The second delusion is the war itself. The war Americans witnessed -- clean, antiseptic, with only minor delays along the supply lines to counter rear- guard attacks -- is not the war witnessed by much of the rest of the world. From Morocco to Mindinao, and Sydney to Stockholm, the images of American soldiers wrapping the head of Saddam's statue in a flag, or sitting in Saddam's chair in the rubble of a presidential palace, are not the actions of a liberator; they are the actions of an imperial power, boasting to the world of its fearsome might. ...

Far beyond the predictable glory of the moment, George Bush has put the United States in an impossible bind. Virtually every dictatorship in the Arab world has been installed or supported by the United States, including, for the first decade of his rule, Saddam himself.

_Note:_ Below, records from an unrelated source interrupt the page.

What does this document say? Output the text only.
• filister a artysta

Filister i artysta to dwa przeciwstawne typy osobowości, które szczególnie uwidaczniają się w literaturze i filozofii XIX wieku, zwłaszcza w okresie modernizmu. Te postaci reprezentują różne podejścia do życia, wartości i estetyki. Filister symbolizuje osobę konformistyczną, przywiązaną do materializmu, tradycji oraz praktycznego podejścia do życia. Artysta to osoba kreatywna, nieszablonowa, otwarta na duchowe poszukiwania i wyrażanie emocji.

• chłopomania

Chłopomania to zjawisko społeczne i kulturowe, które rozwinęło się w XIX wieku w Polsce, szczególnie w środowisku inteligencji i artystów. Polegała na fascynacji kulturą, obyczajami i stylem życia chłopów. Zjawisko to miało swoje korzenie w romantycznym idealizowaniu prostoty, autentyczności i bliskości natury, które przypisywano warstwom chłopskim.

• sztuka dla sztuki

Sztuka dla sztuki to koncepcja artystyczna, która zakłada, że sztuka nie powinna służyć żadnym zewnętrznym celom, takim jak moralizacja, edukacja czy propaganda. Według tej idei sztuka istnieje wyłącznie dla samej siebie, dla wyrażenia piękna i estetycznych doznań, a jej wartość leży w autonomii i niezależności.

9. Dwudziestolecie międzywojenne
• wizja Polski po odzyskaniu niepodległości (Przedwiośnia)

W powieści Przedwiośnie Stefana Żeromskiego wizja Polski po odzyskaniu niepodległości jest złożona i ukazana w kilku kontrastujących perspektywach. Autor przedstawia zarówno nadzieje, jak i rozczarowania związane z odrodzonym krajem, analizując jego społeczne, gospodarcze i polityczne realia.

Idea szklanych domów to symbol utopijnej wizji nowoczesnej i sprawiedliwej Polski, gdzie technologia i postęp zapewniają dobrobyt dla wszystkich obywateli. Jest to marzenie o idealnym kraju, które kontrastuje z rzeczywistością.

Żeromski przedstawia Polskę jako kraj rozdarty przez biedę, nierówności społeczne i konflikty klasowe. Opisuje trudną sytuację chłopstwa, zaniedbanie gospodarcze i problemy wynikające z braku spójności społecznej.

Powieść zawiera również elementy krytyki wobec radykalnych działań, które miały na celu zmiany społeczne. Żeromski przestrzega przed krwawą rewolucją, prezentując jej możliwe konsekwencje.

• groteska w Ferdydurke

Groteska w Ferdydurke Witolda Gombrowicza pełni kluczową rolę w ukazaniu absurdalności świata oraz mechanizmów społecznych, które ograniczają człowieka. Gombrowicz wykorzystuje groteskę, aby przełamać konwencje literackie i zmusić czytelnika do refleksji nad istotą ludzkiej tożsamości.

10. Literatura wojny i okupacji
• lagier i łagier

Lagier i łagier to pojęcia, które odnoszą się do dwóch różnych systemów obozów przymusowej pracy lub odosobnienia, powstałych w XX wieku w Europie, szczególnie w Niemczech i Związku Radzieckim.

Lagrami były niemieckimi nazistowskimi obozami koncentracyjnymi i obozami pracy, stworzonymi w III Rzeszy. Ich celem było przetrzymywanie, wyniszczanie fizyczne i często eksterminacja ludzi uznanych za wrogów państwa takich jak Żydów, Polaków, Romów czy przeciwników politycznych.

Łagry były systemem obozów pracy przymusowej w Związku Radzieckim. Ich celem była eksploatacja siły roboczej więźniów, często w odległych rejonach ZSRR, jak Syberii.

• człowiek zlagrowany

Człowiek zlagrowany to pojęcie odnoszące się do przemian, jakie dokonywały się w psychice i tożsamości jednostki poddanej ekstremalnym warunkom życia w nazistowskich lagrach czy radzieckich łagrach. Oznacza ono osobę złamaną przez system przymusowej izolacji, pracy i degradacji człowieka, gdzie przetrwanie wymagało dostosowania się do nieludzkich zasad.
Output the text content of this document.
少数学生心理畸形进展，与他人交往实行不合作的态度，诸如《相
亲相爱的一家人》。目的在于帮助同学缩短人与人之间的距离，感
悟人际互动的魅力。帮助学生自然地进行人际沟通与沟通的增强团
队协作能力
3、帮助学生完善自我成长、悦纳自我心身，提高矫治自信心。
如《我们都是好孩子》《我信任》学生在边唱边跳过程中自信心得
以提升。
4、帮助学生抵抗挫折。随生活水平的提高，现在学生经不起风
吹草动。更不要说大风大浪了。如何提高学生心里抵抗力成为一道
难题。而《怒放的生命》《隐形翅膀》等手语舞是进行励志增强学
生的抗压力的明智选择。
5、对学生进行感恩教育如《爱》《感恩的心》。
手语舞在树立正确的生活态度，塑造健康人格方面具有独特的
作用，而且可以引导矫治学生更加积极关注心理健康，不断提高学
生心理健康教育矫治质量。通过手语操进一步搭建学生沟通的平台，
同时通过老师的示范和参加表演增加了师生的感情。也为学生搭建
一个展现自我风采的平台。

The notion that a hand-picked Iraqi government would behave any differently is at best highly optimistic. ...

Violence begets violence, and war begets war. No imbalance of power is too great to enforce the peace. Witness, for example, Palestine -- rocks against tanks, suicide bombers against the world's fourth largest army, a people brutalized by 35 years of military occupation, yet still refusing to acquiesce. It is a pan-Islamic heroic myth, as potent as America's notion of offering liberation.

12:44:17 AM    
Every government ministry in the city has now been denuded of its files, computers, reference books, furnishings and cars. To all this, the Americans have turned a blind eye, indeed stated specifically that they had no intention of preventing the "liberation" of this property. One can hardly be moralistic about the spoils of Saddam's henchmen but how is the government of America's so-called "New Iraq" supposed to operate now that the state's property has been so comprehensively looted? And what is one to make of the scene on the Hillah road yesterday where I found the owner of a grain silo and factory ordering his armed guards to fire on the looters who were trying to steal his lorries. This desperate and armed attempt to preserve the very basis of Baghdad's bread supply was being observed from just 100 metres away by eight soldiers of the US 3rd Infantry Division, who were sitting on their tanks – doing nothing. The UN offices that were looted downtown are 200 metres from a US Marine checkpoint.

And already America's army of "liberation" is beginning to seem an army of occupation. I watched hundreds of Iraqi civilians queuing to cross a motorway bridge at Daura yesterday morning, each man ordered by US soldiers to raise his shirt and lower his trousers – in front of other civilians, including women – to prove they were not suicide bombers.

After a gun battle in the Adamiya area during the morning, an American Marine sniper sitting atop the palace gate wounded three civilians, including a little girl, in a car that failed to halt – then shot and killed a man who had walked on to his balcony to discover the source of the firing. Within minutes, the sniper also shot dead the driver of another car and wounded two more passengers in that vehicle, including a young woman. A crew from Channel 4 Television was present when the killings took place.

Meanwhile, in the suburb of Daura, bodies of Iraqi civilians – many of them killed by US troops in battle earlier in the week – lay rotting in their still-smouldering cars. And yesterday was just Day Two of the "liberation" of Baghdad.